## Precalculus (6th Edition) Blitzer

Point-slope form is $y+2=-\frac{2}{3}\left( x-6 \right)$. Slope-intercept form is $y=-\frac{2}{3}x+2$.
The point slope form of a line is obtained with the help of the slope of the line and any one point that lies in the line. For a line with slope m and passing through the point $\left( {{x}_{1}},{{y}_{1}} \right)$, point-slope form is given as follows: $y-{{y}_{1}}=m\left( x-{{x}_{1}} \right)$ Consider $\left( {{x}_{1}},{{y}_{1}} \right)=\left( 6,-2 \right)$ Since the point-slope form is given by $y-{{y}_{1}}=m\left( x-{{x}_{1}} \right)$, replace the values of m and $\left( {{x}_{1}},{{y}_{1}} \right)$ in it: \begin{align} & y-\left( -2 \right)=-\frac{2}{3}\left( x-6 \right) \\ & y+2=-\frac{2}{3}\left( x-6 \right) \\ & y+2=-\frac{2}{3}x+4 \end{align} Subtract $2$ from both sides of the equation: \begin{align} & y=-\frac{2}{3}x+4-2 \\ & =-\frac{2}{3}x+2 \end{align} The point-slope form of line is $y=-\frac{2}{3}x+2$. The slope-intercept form of a line is provided by $y=mx+b$ ; here, m is the slope and b is the y-intercept, and the y-intercept is the y-coordinate of a point where the line intersects the y-axis.
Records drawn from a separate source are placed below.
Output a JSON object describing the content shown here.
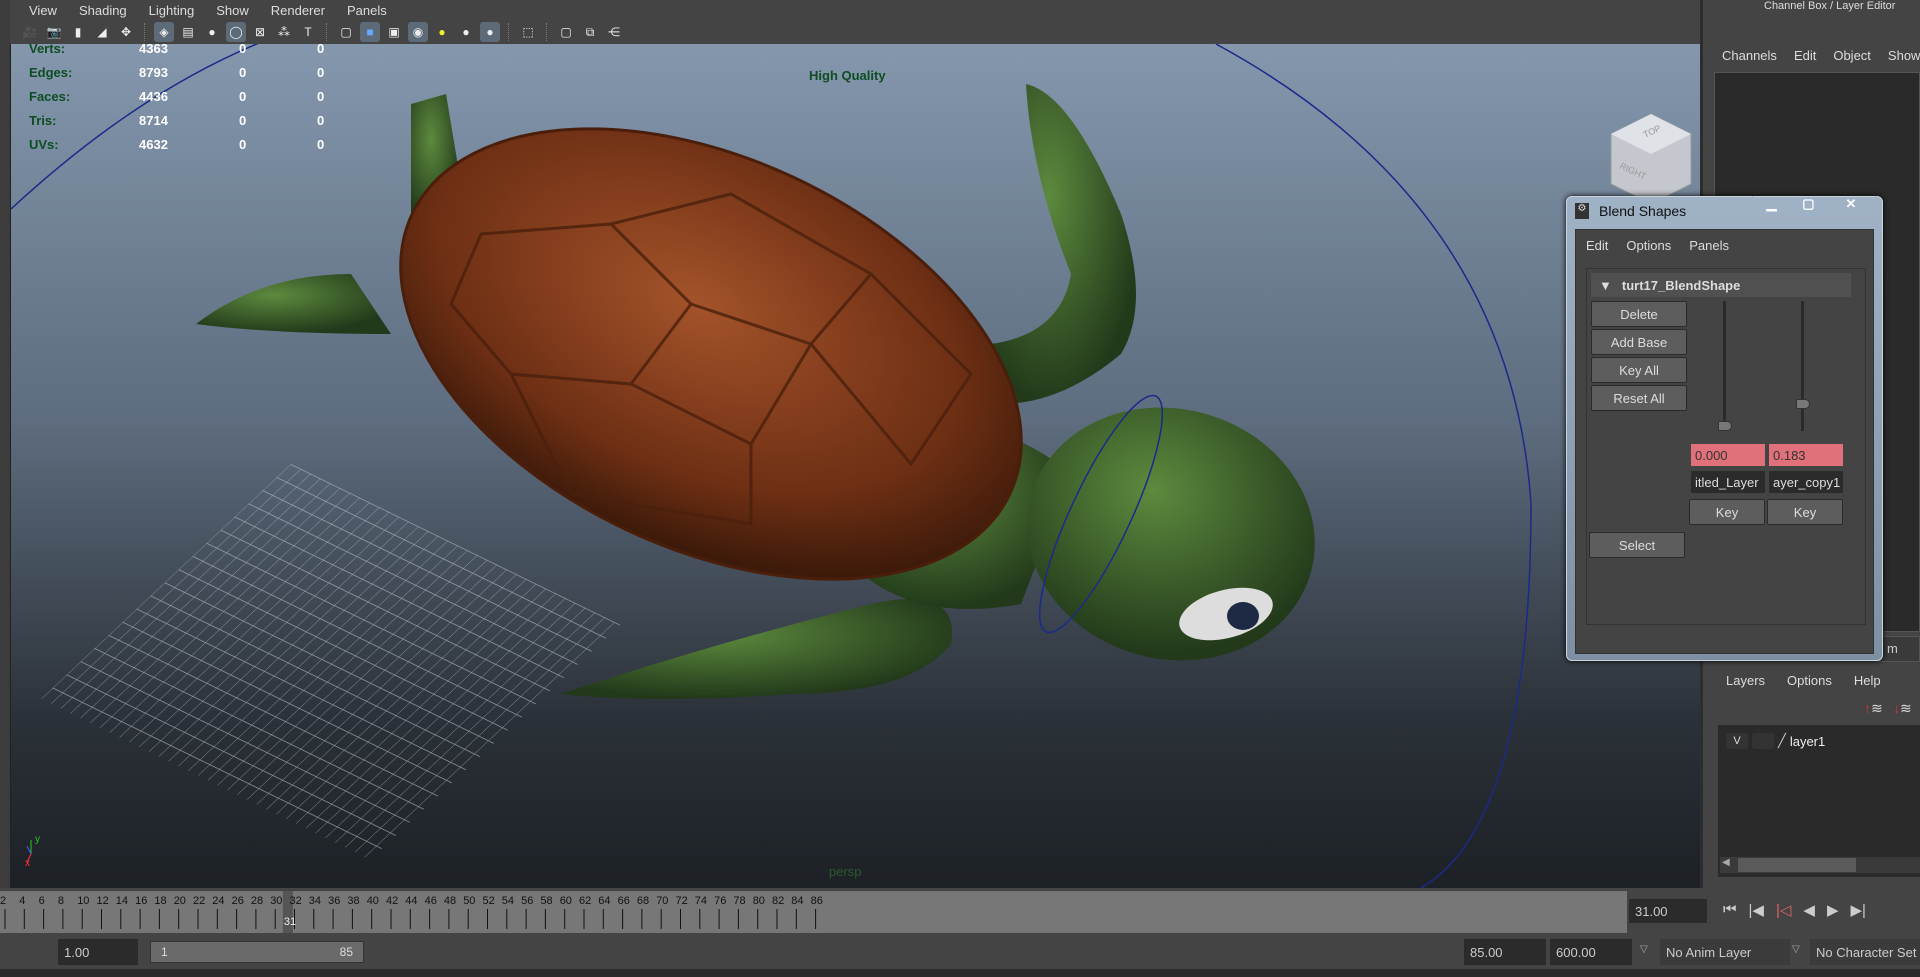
{
  "viewport_menu": [
    "View",
    "Shading",
    "Lighting",
    "Show",
    "Renderer",
    "Panels"
  ],
  "toolbar_icons": [
    "camera-icon",
    "camera-attributes-icon",
    "bookmark-icon",
    "image-plane-icon",
    "2d-pan-zoom-icon",
    "grid-icon",
    "film-gate-icon",
    "resolution-gate-icon",
    "gate-mask-icon",
    "field-chart-icon",
    "safe-action-icon",
    "safe-title-icon",
    "wireframe-icon",
    "smooth-shade-icon",
    "wireframe-on-shaded-icon",
    "textured-icon",
    "use-all-lights-icon",
    "shadows-icon",
    "screen-space-ao-icon",
    "select-highlight-icon",
    "isolate-select-icon",
    "xray-icon",
    "xray-joints-icon"
  ],
  "hud": {
    "stats": [
      {
        "label": "Verts:",
        "value": "4363",
        "sel": "0",
        "uv": "0"
      },
      {
        "label": "Edges:",
        "value": "8793",
        "sel": "0",
        "uv": "0"
      },
      {
        "label": "Faces:",
        "value": "4436",
        "sel": "0",
        "uv": "0"
      },
      {
        "label": "Tris:",
        "value": "8714",
        "sel": "0",
        "uv": "0"
      },
      {
        "label": "UVs:",
        "value": "4632",
        "sel": "0",
        "uv": "0"
      }
    ],
    "quality": "High Quality",
    "camera": "persp",
    "viewcube": {
      "top": "TOP",
      "right": "RIGHT"
    },
    "axis": {
      "x": "x",
      "y": "y"
    }
  },
  "channel_box": {
    "title": "Channel Box / Layer Editor",
    "menu": [
      "Channels",
      "Edit",
      "Object",
      "Show"
    ]
  },
  "layer_editor": {
    "menu": [
      "Layers",
      "Options",
      "Help"
    ],
    "layers": [
      {
        "visible": "V",
        "name": "layer1"
      }
    ],
    "tab_fragment": "m"
  },
  "blend_shapes": {
    "title": "Blend Shapes",
    "menu": [
      "Edit",
      "Options",
      "Panels"
    ],
    "node": "turt17_BlendShape",
    "buttons": {
      "delete": "Delete",
      "add_base": "Add Base",
      "key_all": "Key All",
      "reset_all": "Reset All",
      "select": "Select"
    },
    "targets": [
      {
        "value": "0.000",
        "weight": 0.0,
        "name": "itled_Layer",
        "key": "Key"
      },
      {
        "value": "0.183",
        "weight": 0.183,
        "name": "ayer_copy1",
        "key": "Key"
      }
    ]
  },
  "timeline": {
    "start": 2,
    "end": 86,
    "current_frame": "31",
    "current_time": "31.00"
  },
  "range": {
    "start_time": "1.00",
    "range_start": "1",
    "range_end": "85",
    "end_time": "85.00",
    "anim_end": "600.00",
    "anim_layer": "No Anim Layer",
    "character_set": "No Character Set"
  },
  "colors": {
    "accent_field": "#e0707a",
    "hud_green": "#0e4d21"
  }
}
Change the values of m and $\left( x,y \right)=\left( 6,-2 \right)$ in $y=mx+b$ to find the value of b. \begin{align} & -2=-\frac{2}{3}\left( 6 \right)+b \\ & b=2 \end{align} Now, change the values of b and m in $y=mx+b$. So $y=-\frac{2}{3}x+2$ The slope-intercept form of the equation is $y=-\frac{2}{3}x+2$. Therefore, the point-slope form of the line with $m=-\frac{2}{3}$ and passing through the point $\left( 6,-2 \right)$ is $y+2=-\frac{2}{3}\left( x-6 \right)$, and the slope-intercept form is $y=-\frac{2}{3}x+2$.